Vertebral fracture risk thresholds from phantom-less quantitative computed tomography-based finite element modeling correlate to phantom-based outcomes

Osteoporosis is characterized by skeletal fragility where bone quality is deteriorated eventually leading to fractures. In 2017-2018, the prevalence of osteoporosis in adults aged 50 and over was 12.6% and the prevalence of low bone mineral density (BMD), or osteopenia, was 43.1%1. Projections of osteoporosis and osteopenia are estimated to increase to 13.6 million and 57.8 million by 20302. The associated fractures and costs are estimated to increase by 3 million cases and $25.3 billion by 2025, with a cumulative cost of $228 billion3. Due to the continuous increase of the elderly population, obesity, and other associated fracture risk factors (i.e.: diabetes), coupled with non-optimum screening methods for fracture risk prediction, vertebral fractures remain a significant public health burden calling for better solutions and approaches for prevention.

The current generally accepted gold standard method for osteoporosis and fracture risk diagnosis includes dual-energy x-ray absorptiometry (DXA). Although diagnostic criteria have been widely based on areal BMD (g/cm2) from DXA, DXA measurements show site-dependent reliability, with spine measurements often confounded by osteophytes in older individuals4, 5, 6. Additionally, DXA can only account for 2D projections of bone density, and more importantly, cannot estimate bone strength7, 8, 9. These limitations hinder the successful applicability of this technique in the setting of vertebral fracture risk prediction. On the other hand, quantitative computed tomography (QCT) can estimate volumetric BMD (vBMD), accounting for 3D structure, cortical and trabecular bones, and allowing for a more accurate diagnosis of osteoporosis and prediction of fracture risk10, 11, 12. The American College of Radiology (ACR) introduced clinical guidelines to obtain QCT-based vBMD from trabecular bone of the lumbar spine as equivalent measurements for osteoporosis, osteopenia, and normal values, as previously established by the World Health Organization (WHO)13. However, despite being an improvement over DXA, this method is still restricted to providing only a single value that does not consider the structure of the vertebrae and is not capable of estimating the vertebra load bearing capacity.

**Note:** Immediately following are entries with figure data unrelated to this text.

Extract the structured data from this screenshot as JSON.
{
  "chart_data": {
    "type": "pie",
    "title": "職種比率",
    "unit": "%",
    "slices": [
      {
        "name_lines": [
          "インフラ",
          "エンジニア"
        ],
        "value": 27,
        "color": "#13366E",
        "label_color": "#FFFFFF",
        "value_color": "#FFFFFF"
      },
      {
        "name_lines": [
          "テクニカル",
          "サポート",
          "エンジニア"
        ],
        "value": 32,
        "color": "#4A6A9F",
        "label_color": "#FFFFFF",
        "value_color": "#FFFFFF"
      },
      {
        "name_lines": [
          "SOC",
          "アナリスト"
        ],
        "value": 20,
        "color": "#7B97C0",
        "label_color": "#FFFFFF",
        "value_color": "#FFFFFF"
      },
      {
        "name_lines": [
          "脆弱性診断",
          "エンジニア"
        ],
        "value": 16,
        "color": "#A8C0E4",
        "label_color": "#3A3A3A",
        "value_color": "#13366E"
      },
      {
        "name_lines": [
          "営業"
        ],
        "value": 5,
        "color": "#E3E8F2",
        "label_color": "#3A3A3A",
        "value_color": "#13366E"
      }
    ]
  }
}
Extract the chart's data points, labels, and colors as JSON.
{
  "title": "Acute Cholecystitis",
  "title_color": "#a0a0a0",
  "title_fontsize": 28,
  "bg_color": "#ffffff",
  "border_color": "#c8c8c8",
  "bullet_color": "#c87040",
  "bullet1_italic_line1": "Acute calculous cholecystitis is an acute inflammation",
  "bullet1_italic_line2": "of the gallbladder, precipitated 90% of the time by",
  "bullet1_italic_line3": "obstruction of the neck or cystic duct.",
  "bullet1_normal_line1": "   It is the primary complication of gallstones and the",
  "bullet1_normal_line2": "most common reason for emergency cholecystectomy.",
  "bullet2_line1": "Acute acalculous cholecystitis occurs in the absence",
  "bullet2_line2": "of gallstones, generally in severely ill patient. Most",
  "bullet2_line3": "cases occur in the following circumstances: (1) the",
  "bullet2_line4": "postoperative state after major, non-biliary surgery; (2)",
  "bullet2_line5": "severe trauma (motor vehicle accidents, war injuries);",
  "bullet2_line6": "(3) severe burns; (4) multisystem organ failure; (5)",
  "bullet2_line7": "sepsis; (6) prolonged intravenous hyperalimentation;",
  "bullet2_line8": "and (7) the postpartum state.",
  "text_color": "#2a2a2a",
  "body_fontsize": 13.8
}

QCT-based finite element analysis (FEA) significantly enhances fracture risk assessments by precisely considering 3D bone geometry, heterogeneity, and mechanical characteristics, offering a substantial advancement over DXA estimates of aBMD and increasingly attracting clinical interest due to its accurate estimation of bone fracture properties6,8, 14, 15, 16, 17, 18. By implementing QCT-based FEA and considering the previously established guidelines from the ACR, thresholds for vertebral strength for females and males have been previously established for osteoporotic, osteopenic, and normal vertebrae19. However, vertebral FEA models based on QCT have been mostly developed by implementing a calibration phantom which is placed underneath the patient during CT imaging. This process is associated with the quantitative aspect of QCT imaging which includes the conversion of grey values in the CT images (Hounsfield units [HU]) to BMD6,20. Due to significant limitations in using a phantom, including logistics, expenses, and potential technician training, we have developed and validated a phantom-less process that implements the patient's tissues, such as muscle and fat, to convert HU to BMD8. Although the established QCT-based FEA thresholds for fracture prediction marks a significant advancement in the field, it is yet to be determined whether phantom-less methods result in similar thresholds. Therefore, the aims of the current study were twofold: 1) validate vertebral failure load thresholds using a phantom-less approach with previously established thresholds; 2) determine phantom-less and phantom-based vertebral failure load thresholds based on two commonly used material equations and sex. Successful outcomes from this study would further support the use of QCT/FEA as a unique tool in the clinical setting to assess vertebral fracture properties and identify those patients at high risk of fracture. The process could be used prospectively without the need of a calibration phantom and retrospectively on CT scans previously acquired for other purposes.